In Basra, a Shia city where Saddam Hussein was particularly loathed, Abdul Jabar al-Shawi, a local leader of the Dawa, an Islamic party persecuted by the former regime, said: "For us Saddam really is history. There are 24 million Iraqis and at most two million of them ever supported him. There are surviving Baathists around here, but they live in dark places like rats."

Democracy has also flourished in unlikely places. In Basra yesterday the local branch of the Iraqi Red Crescent Society (IRCS), whose volunteers heroically braved the bombing to help victims of the war, were electing a new local leader because his predecessor was too closely linked to the Baath party. "The old leaders are not acceptable to the people," said Dr Jamal al-Karboli, the head of the IRCS in Baghdad.

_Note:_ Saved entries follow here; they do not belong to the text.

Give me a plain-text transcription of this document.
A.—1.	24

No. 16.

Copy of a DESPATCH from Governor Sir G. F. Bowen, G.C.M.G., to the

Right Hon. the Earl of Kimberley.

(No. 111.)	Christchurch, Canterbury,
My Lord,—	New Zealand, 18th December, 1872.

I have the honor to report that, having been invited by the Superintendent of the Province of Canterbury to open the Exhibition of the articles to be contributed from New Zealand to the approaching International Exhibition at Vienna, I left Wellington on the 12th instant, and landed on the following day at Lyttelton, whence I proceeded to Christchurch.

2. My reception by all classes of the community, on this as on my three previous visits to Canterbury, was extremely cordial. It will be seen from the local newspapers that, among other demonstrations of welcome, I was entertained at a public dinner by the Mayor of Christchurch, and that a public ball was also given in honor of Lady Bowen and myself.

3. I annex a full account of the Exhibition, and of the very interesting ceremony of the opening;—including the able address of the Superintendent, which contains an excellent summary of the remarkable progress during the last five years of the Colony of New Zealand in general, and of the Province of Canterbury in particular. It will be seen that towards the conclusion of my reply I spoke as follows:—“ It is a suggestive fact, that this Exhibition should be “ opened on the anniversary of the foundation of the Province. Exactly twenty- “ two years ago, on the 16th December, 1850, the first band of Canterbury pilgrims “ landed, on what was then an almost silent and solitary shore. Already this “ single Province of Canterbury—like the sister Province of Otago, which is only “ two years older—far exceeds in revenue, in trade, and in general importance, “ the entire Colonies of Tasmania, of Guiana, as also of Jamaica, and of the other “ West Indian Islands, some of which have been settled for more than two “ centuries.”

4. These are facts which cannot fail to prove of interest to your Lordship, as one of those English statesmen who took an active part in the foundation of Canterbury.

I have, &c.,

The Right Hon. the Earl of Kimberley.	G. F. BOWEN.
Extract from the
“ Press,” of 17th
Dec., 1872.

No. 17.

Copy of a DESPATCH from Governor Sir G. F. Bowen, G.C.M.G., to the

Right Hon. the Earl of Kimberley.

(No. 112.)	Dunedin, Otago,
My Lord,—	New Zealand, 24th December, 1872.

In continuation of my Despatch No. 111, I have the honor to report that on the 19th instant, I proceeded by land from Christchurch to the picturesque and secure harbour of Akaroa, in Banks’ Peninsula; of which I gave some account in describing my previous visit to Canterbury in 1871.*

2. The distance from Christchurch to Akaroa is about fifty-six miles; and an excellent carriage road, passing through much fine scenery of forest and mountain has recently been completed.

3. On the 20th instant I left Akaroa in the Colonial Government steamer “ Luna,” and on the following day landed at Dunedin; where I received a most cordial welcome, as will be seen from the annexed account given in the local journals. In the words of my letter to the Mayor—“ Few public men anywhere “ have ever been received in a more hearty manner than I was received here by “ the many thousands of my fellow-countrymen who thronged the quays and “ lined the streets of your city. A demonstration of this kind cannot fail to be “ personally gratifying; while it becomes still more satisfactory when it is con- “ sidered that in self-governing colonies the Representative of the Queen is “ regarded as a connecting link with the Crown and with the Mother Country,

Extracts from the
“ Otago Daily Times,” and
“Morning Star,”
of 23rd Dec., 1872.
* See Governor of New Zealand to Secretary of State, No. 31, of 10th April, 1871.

In the main neurological hospital in the capital, Dr Ayad al-Dahwi said: "I have just been re-elected to run the hospital, though in fact I've already been doing so for 13 years." He added, gently, that he wondered if it had really been necessary for the hospital's chief matron to also run for election, but appeared happy at the outcome.

Dr Dahwi and another distinguished neurosurgeon Professor Saad al-Whitref genially argued about the traumatic events of the past three months. They agreed, bad though he was, Iraqis were acclimatised to the evils of Saddam's regime. The ferocity of the looters, mostly from the working-class Shia slum of al-Thawra was "like a social revolution after 35 years of humiliation". But the prevailing insecurity of their life dominated their conversation.

Saddam did not leave an easy legacy for whoever succeeded him. Under the old regime all power flowed from him and without him and there are now no clear lines of authority. The CPA has so far proved incapable of replacing the administration.

The influential International Crisis Group is also scathing about the US officials. In a recent report it says: "Concerned about their personal safety, permitted to move about the city only with a military escort, preoccupied with turf battles, and largely unknowing of Iraq and Iraqis they venture from the grounds of the former Saddam Hussein palace that is their headquarters only infrequently and have minimal interaction with the population."